The "Self Portrait (1889)" -- which shows the artist giving a haunted sideways glance against a swirling blue and yellow background -- was confirmed as authentic by the Van Gogh Museum in Amsterdam.

Questions were first raised about whether the painting -- owned by the National Gallery in Oslo, Norway -- was genuine as far back as 1970 but the Norwegian museum finally decided to end the doubts only in 2014, sending it to Dutch experts.

Using X-ray analysis of the canvas, studies of the brushwork and references to letters to his brother Theo, experts established it was painted while Van Gogh was in an asylum in Saint-Remy in France in the late summer of 1889.

"The self-portrait that is behind me has been doubted for a very long time," Louis van Tilborgh, senior researcher at the Van Gogh Museum, told AFP as he showed off the picture.

"It's a work of art that for all kinds of reasons was by him but nevertheless also had certain aspects that were different from other pictures.

"So we had to find an explanation for that and that was difficult, but I think we've solved that and so we're proud that we've more or less given the work back."

'Very happy'
The Oslo museum bought the painting in 1910 from a collector in Paris for 10,000 francs, making it the first Van Gogh self-portrait to enter a public collection, but doubts have swirled about it for some 50 years.

It uses less vibrant colours to other works from the same period, including muted blues and sickly yellows, and some of the paintwork looks less finished.

But the new findings establish the painting as a companion piece to two famous self-portraits finished weeks later when he emerged from his psychosis, now in the National Gallery of Art in Washington and the Musee d'Orsay in Paris.

"Although we were open to all possibilities, of course we are very happy" that the painting is genuine, said Mai Britt Guleng, curator of old masters and modern art at the Oslo museum.

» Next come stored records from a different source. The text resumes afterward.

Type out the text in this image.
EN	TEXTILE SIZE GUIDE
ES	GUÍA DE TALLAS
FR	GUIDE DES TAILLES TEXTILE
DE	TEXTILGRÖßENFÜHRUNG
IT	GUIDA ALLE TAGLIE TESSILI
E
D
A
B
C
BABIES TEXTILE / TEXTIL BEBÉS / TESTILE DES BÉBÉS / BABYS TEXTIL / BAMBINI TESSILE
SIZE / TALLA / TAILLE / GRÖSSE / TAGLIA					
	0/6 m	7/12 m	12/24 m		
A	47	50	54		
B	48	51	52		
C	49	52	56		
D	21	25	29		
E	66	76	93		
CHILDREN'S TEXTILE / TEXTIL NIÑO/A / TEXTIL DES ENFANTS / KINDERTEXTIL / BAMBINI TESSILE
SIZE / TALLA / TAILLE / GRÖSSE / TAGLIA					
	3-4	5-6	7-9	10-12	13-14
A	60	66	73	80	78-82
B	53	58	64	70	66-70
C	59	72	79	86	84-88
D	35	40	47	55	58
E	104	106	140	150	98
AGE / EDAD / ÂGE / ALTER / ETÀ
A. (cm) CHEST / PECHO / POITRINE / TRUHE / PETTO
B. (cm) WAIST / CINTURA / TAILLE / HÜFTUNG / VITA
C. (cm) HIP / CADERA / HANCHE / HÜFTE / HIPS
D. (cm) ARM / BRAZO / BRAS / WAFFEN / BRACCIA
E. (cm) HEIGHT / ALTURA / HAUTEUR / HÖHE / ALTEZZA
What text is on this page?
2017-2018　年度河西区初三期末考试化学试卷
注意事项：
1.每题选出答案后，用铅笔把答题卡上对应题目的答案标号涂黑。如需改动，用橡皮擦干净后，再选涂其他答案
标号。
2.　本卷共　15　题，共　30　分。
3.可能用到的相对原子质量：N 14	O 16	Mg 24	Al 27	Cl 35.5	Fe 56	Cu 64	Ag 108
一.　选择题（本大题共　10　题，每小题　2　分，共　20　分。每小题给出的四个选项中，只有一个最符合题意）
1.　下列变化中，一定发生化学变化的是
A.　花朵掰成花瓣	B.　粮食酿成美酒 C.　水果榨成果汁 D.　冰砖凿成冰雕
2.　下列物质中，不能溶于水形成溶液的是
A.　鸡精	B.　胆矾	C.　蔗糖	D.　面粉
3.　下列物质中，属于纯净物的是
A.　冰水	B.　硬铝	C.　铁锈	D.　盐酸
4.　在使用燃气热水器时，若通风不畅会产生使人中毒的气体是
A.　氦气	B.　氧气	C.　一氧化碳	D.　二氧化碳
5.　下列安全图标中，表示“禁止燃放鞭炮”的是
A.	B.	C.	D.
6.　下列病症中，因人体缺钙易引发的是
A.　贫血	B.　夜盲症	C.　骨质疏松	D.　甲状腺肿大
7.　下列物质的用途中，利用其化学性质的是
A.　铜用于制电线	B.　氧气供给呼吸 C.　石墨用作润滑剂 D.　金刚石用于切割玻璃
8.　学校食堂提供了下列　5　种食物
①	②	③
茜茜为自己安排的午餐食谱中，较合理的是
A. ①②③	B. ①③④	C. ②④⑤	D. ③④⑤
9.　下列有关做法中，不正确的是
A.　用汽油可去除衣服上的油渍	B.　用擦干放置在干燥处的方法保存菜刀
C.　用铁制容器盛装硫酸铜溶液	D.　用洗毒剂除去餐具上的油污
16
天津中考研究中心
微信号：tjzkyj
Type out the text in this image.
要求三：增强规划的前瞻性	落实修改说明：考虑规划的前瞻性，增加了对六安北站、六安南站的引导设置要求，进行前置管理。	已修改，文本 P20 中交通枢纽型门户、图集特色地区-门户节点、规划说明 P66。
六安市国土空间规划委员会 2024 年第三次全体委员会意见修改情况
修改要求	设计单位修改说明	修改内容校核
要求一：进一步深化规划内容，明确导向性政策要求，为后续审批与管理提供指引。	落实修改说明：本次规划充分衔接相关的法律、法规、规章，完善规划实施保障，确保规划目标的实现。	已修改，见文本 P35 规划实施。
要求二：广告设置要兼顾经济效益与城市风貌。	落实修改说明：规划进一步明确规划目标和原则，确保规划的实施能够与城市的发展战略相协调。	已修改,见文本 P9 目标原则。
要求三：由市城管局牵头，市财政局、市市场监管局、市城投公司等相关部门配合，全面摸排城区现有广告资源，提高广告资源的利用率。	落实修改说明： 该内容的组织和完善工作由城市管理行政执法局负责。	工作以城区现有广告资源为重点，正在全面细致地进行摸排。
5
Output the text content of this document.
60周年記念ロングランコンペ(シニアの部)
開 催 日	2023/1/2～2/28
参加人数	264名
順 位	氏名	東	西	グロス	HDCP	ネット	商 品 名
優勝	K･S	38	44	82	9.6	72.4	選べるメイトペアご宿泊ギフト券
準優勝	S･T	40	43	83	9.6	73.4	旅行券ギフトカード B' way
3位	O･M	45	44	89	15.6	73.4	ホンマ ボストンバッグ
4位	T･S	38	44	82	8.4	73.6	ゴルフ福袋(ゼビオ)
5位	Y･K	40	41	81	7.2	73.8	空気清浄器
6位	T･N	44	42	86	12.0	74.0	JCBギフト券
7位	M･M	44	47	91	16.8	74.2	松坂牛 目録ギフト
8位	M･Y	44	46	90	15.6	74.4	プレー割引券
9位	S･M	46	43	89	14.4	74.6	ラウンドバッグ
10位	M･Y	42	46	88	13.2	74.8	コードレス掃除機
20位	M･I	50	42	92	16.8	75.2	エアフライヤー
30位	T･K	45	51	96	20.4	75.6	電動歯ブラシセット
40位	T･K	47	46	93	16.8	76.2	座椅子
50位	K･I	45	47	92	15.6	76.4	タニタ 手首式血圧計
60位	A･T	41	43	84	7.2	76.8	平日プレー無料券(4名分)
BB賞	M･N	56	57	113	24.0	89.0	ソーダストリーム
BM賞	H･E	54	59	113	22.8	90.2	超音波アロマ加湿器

"This is very important for us to know that we have a genuine Van Gogh again in our collection because it has been doubted for several years."

Van Tilborgh said that unlike them the Oslo painting "firmly depicts someone who is mentally ill".

A year before painting the self-portrait, Van Gogh had cut off his own ear after a row with his friend the painter Paul Gauguin, beginning a long spell in and out of hospitals and asylums.

'Remarkable, therapeutic'
The Oslo painting is the only one that can be linked to a self-portrait Van Gogh described in his a letter to his brother on September 20 1889 as "an attempt from when I was ill".

The painter was hit by a "severe psychotic episode" lasting a month and a half from July of that year, and although feeling able to paint again by the end he said he was still "disturbed".

The researchers said the self-portrait must have been painted shortly after another letter dating from August 22 and before the two more famous portraits he painted in September.

"Although Van Gogh was frightened to admit at that point that he was in a similar state to his fellow residents at the asylum, he probably painted this portrait to reconcile himself with what he saw in the mirror: a person he did not wish to be, yet was," said van Tilborgh, who is also Professor of Art History at the University of Amsterdam.

"This is part of what makes the painting so remarkable and even therapeutic. It is the only work that Van Gogh is known for certain to have created while suffering from psychosis."

The painting is currently on display at the Van Gogh Museum in Amsterdam, and will return to Oslo when its new national museum opens in 2021.